Pendant que d’autres, sous les feux des projecteurs, se repeignent minutieusement, révisent leur collection de Rock & Folk ou contemplent le certificat d’authenticité de leur Gibson SG made in USA, une bande de joyeux bricoleurs en provenance de l’Ouest gaulois accouche discrètement d’un premier album hirsute et ébouriffant, décomplexé et drôlement inventif. Peuplé de ritournelles fantasques, gavé d’idées sonores empruntant autant au Magical Mystery Tour (1967) qu’à l’indie pop des années 90, ce disque étrange, dense, ambitieux, révèle un groupe au talent singulier qui, faute de séduire tout le monde, devrait en étonner plus d’un.

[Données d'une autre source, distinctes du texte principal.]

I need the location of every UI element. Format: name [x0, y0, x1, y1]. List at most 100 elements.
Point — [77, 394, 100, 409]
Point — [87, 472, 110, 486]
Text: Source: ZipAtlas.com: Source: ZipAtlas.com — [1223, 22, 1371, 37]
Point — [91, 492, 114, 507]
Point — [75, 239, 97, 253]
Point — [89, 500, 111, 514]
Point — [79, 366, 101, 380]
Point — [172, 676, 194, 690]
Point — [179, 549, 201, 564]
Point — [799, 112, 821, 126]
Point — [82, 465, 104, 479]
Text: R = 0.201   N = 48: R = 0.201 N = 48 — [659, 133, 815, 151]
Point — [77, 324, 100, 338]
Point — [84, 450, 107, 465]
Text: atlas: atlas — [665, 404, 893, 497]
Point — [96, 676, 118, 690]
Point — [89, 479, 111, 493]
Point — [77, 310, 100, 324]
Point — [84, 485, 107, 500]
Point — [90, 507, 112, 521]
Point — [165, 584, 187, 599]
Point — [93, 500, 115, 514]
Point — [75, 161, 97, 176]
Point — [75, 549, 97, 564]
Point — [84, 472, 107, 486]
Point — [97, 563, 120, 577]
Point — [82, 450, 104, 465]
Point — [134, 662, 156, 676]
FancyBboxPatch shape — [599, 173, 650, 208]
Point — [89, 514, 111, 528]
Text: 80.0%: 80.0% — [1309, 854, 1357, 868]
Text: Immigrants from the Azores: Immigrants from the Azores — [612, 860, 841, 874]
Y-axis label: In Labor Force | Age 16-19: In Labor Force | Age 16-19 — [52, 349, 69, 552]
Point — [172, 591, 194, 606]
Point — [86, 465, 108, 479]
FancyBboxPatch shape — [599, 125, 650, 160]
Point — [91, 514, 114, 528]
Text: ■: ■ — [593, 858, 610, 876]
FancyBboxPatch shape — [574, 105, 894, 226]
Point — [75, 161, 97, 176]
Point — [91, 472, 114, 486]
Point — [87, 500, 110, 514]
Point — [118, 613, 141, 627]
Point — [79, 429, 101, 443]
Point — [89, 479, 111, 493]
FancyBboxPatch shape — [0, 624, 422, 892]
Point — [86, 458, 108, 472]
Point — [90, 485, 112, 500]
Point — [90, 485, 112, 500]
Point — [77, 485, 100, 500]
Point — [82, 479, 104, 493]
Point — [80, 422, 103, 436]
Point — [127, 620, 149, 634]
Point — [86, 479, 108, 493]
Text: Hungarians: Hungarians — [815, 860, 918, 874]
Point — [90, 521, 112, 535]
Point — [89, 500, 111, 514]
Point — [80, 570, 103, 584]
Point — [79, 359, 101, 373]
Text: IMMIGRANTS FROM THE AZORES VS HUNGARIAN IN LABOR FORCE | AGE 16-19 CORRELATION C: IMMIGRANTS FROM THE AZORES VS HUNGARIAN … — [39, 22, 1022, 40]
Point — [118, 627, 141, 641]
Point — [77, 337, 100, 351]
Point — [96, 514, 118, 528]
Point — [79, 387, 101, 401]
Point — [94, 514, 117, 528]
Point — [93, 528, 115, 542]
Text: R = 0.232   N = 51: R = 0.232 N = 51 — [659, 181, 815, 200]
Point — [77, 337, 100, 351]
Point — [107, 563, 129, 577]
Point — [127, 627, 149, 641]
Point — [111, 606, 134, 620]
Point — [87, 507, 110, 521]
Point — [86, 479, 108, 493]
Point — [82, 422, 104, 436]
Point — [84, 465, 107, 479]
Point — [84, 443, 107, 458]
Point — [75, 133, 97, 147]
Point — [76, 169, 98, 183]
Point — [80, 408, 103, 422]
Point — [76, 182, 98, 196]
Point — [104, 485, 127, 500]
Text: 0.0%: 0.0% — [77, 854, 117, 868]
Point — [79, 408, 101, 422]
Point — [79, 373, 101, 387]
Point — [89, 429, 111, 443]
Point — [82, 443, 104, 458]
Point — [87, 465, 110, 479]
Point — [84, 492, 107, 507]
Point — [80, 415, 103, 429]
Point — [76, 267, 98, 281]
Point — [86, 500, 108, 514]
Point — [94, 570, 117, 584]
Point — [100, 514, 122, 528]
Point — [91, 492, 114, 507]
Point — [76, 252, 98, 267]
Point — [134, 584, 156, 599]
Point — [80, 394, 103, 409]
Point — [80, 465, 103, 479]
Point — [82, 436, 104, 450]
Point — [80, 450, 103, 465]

Passée l’impression initiale (assez déconcertante) d’entendre Charlélie Couture chanter des compositions d’Étienne Charry (en particulier sur Melody), on se laisse gagner par la folie douce qui habite les chansons de Montgomery et son humour pince-sans-rire. Les textes, hantés par le thème de l’évasion, de la disparition (Les Astronautes, Ornicar, La Recette, Page 87) ou des névroses en tout genre (L’Homme Qui Dit, Moi), affichent l’assurance décontractée d’un groupe qui a trouvé son ton. Le vieux piano chantonne, les guitares fanfaronnent, les orgues ululent, des volées de chœurs improbables surgissent du néant, nimbées d’une réverbération fantomatique… L’ensemble, qu’on qualifiera faute de mieux de “chanson psychédélique”, évoque l’univers à la fois sinistre et drolatique de Tim Burton tout en restant à bonne distance des postures naïves et balourdes de Dionysos. Ajoutons à cela un talent évident pour la mélodie mutine (Jérémy) et l’on peut conclure à la réussite de ce coup d’essai atypique.